In 1975, as part of a propaganda campaign, the secretary of the Department of Information at the time established the company Afri-Comics, even using a front to conceal government involvement. Worger said the “Mighty Man” series was meant to appeal to an urban audience. The character himself was an African ex-policeman who wore blue tights and a cape, fought against gang members and helped victims of crime. In contrast, “Tiger Ingwe” was meant to appeal to a rural audience, featuring a superhero tiger, common imagery in South African folklore, who also used his powers to help people.

Investing nearly $3 million and hiring DC comic artists, the South African government wanted to create a propaganda item masked as an authentic piece of work from the South African community, Worger said. In addition to including quality illustrations and compelling storylines, the government included side stories that incorporated African myths, he said, such as one about a tortoise and lizard in volume 12 of “Mighty Man” and advertisements for upcoming movies.

Though the government tried to make authentic and indigenous comics, Worger said many South Africans saw through the con. During and after the uprising in Soweto, South Africa, when students banded together to protest the enforcement of Afrikaans in school curriculums, South Africans burned down newsstands and copies of the comics, Worger said.

However, despite people’s strong negative reactions to the comics in the past, present-day South Africans remain either unaware of them or have positive reactions toward them, said Sharon Farb, an associate university librarian who collaborated with Worger on IDEP. After making the comics available online, Farb said the library has only received pleasant responses and messages of gratitude, some of which have even come from South Africa.

“Making (Afri-Comics) accessible has made it possible for others who would not even have been aware this happened as a historical set of events (to experience it),” Farb said. “It’s allowed (some) to re-engage.”

In his most recent trip to South Africa, Worger said he discovered a national depository library, in which publishers were required to deposit a copy of every single publication that possessed a complete collection of the comics. But the employees at the library didn’t know the history behind them, presenting them as eccentric items in a exhibit earlier in the year.

Apart from the curators at the library, people who even lived through apartheid and in Soweto didn’t know the comics existed, said Aaron Setareh, a fourth-year history student who studied the comics in one of Worger’s courses. Setareh said he showed the comics to a friend’s father, who lived in South Africa and had friends from Soweto during apartheid, but neither the father nor his friends recognized the comics.

“He had no idea these comics existed. He was always hanging out with his African friends in Soweto,” Setareh said. “He would sneak into there.
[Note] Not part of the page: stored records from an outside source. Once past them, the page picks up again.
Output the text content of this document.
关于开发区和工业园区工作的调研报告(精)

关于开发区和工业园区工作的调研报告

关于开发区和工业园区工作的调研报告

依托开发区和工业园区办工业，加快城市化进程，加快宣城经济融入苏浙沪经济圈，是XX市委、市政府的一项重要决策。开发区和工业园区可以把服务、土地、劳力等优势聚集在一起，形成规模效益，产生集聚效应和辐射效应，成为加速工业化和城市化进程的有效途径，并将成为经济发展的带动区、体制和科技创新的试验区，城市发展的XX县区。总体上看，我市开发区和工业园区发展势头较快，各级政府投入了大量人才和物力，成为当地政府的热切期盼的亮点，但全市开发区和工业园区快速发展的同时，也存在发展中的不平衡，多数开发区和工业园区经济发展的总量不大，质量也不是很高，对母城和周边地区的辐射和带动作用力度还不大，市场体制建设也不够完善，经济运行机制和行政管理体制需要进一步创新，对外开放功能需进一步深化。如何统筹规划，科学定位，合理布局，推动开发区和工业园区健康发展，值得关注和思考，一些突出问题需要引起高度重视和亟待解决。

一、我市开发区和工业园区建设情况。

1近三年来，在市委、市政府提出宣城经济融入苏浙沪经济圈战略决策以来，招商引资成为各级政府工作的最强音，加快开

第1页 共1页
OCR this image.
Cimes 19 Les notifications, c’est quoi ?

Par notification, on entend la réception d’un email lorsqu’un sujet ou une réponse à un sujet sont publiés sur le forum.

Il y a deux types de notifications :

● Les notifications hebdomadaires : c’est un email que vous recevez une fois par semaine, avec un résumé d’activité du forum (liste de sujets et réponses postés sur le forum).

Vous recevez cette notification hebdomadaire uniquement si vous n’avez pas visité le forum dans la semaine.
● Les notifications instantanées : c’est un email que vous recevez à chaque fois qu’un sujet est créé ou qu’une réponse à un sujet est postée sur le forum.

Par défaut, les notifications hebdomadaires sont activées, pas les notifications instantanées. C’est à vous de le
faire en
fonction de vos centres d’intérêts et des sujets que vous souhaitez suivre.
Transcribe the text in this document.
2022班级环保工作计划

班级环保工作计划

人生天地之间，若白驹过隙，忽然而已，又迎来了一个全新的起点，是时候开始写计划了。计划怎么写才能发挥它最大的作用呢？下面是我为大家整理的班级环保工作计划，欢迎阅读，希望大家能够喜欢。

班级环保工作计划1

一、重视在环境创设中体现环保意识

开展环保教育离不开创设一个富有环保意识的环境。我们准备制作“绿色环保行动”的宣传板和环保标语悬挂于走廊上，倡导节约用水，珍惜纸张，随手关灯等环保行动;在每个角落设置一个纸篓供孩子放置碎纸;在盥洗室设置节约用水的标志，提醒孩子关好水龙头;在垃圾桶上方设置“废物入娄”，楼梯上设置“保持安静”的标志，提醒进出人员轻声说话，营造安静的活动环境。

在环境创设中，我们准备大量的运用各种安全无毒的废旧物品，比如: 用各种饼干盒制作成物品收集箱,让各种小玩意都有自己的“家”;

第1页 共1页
Not him or no one there knew about ‘Mighty Man’ and ‘Tiger Ingwe.'”

However, Worger said he has met some South Africans who were aware of the comics. In his 2018 trip, Worger said he went around with a physical copy of the comics and asked if anyone had read them before. His search led him to a 65-year-old man who had read the comics as a child. Upon looking at the physical copies, rather than treating them like a piece of propaganda, the man saw them as simply enjoyable comics, Worger said.

“I wasn’t going to ask him questions (like), ‘Why did you read this, what are you doing?'” Worger said. “I (said) to him, ‘I can show you on your computer where you can find all the rest of them.’ As we were leaving, he was going back to his computer and finding something of his childhood back again.”

For his current research, Worger said he wants to investigate how the South African government managed to create comics that were both authentic yet used for propaganda. He said he also wants to investigate South Africans’ reactions to the comics and why the government decided on a comic form.

“This is just another whole part of history. In a sense, a lot of people think, ‘We don’t do that, that’s not history,’” Worger said. “I don’t believe in any of these barriers. Everything is history. … These are comics, but they fit into an overall approach about why we’re interested in looking at a range of issues.”